Yesterday, one of my co-workers said she was doing ‘damage control’ as she voraciously poured over the dating book known as The Rules. She’s one of the MANY beautiful single twenty-something women I work with. And know.
Why does it feel like everywhere we go there are incredible, accomplished, & attractive single women-with no available or eligible men anywhere in sight? It makes me incredibly frustrated and I have probably asked Michael 100 times if we could ‘brainstorm’ and see if he knows any single guys we could set up with my friends as most of them are single. Anytime he mentions a new guy he’s met, I immediately ask “is he single?”
I read an article yesterday entitled, “Sex is Cheap: Why Young Men Have the Upper Hand, Even When They’re Failing in Life” and while unsettling, I do believe it to represent truth. The article says men’s income is down 20% since 1971. Last year, only 43% of America’s undergraduates were men. Also, more women have jobs than men.
“The market price of sex is cheap,” as women are giving away sex much more freely than we did in the past. We aren’t in control in anymore. I’m each of you can name a couple who have been dating for 5+ years but the guy just won’t commit. Beyonce’s famous claim, “If you liked it then you should have put a ring on it” doesn’t seem to be the standard for the majority of women anymore. The standards have been drastically lowered, despite the explosion of male joblessness and the rise of deadbeats and players.

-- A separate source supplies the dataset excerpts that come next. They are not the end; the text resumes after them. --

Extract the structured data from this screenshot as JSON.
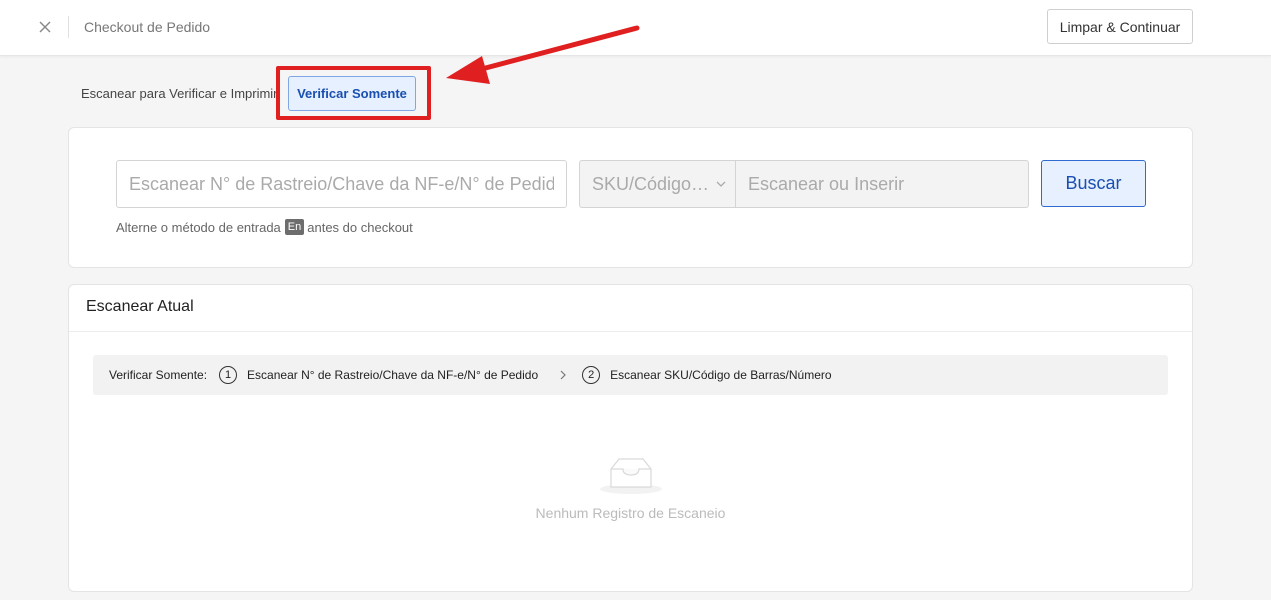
{
  "header": {
    "title": "Checkout de Pedido",
    "clear_button": "Limpar & Continuar"
  },
  "mode": {
    "label": "Escanear para Verificar e Imprimir",
    "selected_button": "Verificar Somente"
  },
  "search": {
    "main_placeholder": "Escanear N° de Rastreio/Chave da NF-e/N° de Pedido",
    "sku_select_value": "SKU/Código…",
    "sku_placeholder": "Escanear ou Inserir",
    "search_button": "Buscar",
    "hint_before": "Alterne o método de entrada",
    "hint_key": "En",
    "hint_after": "antes do checkout"
  },
  "scan": {
    "title": "Escanear Atual",
    "steps_label": "Verificar Somente:",
    "steps": [
      {
        "num": "1",
        "label": "Escanear N° de Rastreio/Chave da NF-e/N° de Pedido"
      },
      {
        "num": "2",
        "label": "Escanear SKU/Código de Barras/Número"
      }
    ],
    "empty_text": "Nenhum Registro de Escaneio"
  },
  "colors": {
    "accent": "#2f6bd0",
    "highlight": "#e02020"
  },
  "icons": {
    "close": "close-icon",
    "chevron": "chevron-down-icon",
    "step_separator": "chevron-right-icon",
    "empty": "inbox-icon"
  }
}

“If women were more fully in charge of how their relationships transpired, we’d be seeing, on average, more impressive wooing efforts, longer relationships, fewer premarital sexual partners, shorter cohabitations, and more marrying going on.” The National Longitudinal Study of Adolescent Health shows none of these things is occurring. Not one. No wonder I see so many beautiful, accomplished women dating losers.
One of the reasons women don’t have the upper hand is because of imbalance of men & women. 57% of women graduating college have to compete with other women at school for the 43% of men. The tables have turned in the workplace, whereas before there were always more men-now that is just not the case.
This post has probably been unsettling for most of my single readers. But I share it to encourage you that while the dating situation is harder than ever before… it is not impossible. It’s not hopeless. And I also share because maybe it will help you navigate your thoughts of “is there something wrong with me?” Because the answer is no. It’s not you, it’s them. (not in every case, but you get the point). I also suggest quoting something sassy from above next time you’re at a family gathering and you are answering the why are you still single question?
In case you might wondered a time or two : you don’t have 3 eyes no one has told you about. You don’t omit a pungent odor that everyone except you can smell. You aren’t pathetic. And you won’t be a cat lady. Hang in there until the right guy comes along. Don’t move in with your boyfriend-or even think about it-because he’s much less likely to commit after he’s getting all the perks of marriage without the hard part of ’til death do us part’ & ‘in sickness and in health’.
Their question: So why are you still single?
Your answer: “Because I’m beautiful & accomplished and I’m not willing to giveaway sex to any guy who asks for it. Sure there are deadbeats, players, and boys still living in their parent’s basement on every corner-but I won’t settle for less than what I deserve.”
Say it to the mirror for practice. And flip your hair while you do.